Other trade groups pointed out that companies have few choices nowadays when selecting an auditor, since only four large accounting firms have the scope to conduct international audits. Even the audit world's Big Four were unprepared to meet the law's requirements , wrote Tracy Mullin, chief executive of the National Retail Federation.
"We have heard complaints of tax professionals performing the SOX work, of auditors arriving in the field unsure of what to do, and of independent auditors starting the entire Section 404 assessment too late in the year," Mullin wrote. "SOX" is corporate shorthand for the Sarbanes-Oxley law, and Section 404 is the provision that requires companies to vouch for the adequacy of internal controls.
Financial Executives International, a trade group of corporate finance officials, went even further, citing the "transfer of wealth from shareholders to audit firms" as a result of Sarbanes-Oxley-induced fees. FEI suggested that the Big Four accounting firms, which are privately held, be forced to open their own books to the public for review.

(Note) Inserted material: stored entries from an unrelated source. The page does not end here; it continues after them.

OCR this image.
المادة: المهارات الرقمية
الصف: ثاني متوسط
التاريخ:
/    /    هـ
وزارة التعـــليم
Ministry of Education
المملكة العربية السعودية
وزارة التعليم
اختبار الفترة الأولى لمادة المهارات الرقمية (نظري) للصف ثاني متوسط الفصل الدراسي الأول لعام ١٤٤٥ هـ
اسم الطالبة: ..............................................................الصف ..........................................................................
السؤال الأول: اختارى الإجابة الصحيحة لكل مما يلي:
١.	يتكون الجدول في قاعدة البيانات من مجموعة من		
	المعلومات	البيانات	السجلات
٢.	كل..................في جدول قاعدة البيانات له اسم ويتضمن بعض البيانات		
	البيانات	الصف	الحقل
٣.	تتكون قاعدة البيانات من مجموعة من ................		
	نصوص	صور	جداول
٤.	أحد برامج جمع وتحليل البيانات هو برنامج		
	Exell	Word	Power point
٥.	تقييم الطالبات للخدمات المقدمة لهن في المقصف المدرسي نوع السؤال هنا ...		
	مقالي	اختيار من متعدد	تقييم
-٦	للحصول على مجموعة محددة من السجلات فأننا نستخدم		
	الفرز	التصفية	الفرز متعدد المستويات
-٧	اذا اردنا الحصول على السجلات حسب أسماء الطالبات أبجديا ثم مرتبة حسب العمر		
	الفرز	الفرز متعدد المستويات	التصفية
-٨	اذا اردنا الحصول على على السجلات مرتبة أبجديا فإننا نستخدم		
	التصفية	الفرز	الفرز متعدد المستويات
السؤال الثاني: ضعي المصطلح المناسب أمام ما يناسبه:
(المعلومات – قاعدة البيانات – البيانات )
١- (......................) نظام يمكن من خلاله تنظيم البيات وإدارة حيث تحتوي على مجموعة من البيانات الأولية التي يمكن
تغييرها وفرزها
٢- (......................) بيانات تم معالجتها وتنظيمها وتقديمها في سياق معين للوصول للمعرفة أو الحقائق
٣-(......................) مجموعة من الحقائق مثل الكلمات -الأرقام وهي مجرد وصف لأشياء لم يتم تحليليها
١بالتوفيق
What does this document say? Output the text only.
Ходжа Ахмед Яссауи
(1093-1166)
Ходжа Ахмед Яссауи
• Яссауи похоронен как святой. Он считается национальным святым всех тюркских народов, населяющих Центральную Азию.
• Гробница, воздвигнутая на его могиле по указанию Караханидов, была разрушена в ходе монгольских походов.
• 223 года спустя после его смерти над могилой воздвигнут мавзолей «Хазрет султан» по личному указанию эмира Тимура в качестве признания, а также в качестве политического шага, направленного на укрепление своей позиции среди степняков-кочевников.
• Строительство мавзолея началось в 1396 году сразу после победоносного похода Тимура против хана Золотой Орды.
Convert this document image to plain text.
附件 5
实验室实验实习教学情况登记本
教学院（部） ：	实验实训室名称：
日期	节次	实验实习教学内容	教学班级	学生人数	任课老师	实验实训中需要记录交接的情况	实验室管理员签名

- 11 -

Contributing to the equation is another part of the 2002 law that limits the kinds of work that auditors can perform, cutting off once-lucrative sources of business. Audit fees had declined in the 1990s as firms competed to win more expensive consulting and tax business from clients. Accounting firms also have sharply reduced their marketing of tax shelters to wealthy individuals and corporations, a business that once brought in tens of millions of dollars, amid intense regulatory scrutiny.
The Big Four so far have resisted public inspection of their finances, but the firms each posted double-digit profit increases last year, according to news releases.
Corporate resistance to the regulatory drive persists -- and not just because of the expense. The American Enterprise Institute, a conservative think tank, this month published a report criticizing accounting firms and regulators for trying to foster "public confidence" in the markets. Rather, wrote Alex J. Pollock, investors should approach financial reports with skepticism because they are based on ever-changing estimates.
But to Deloitte & Touche, the complaints are coming so loudly because the reforms may have touched a nerve.
"The very intensity of some of the current protest against the burdens of Section 404 suggests that the new standard is working as intended," the firm wrote in an April 1 letter to regulators.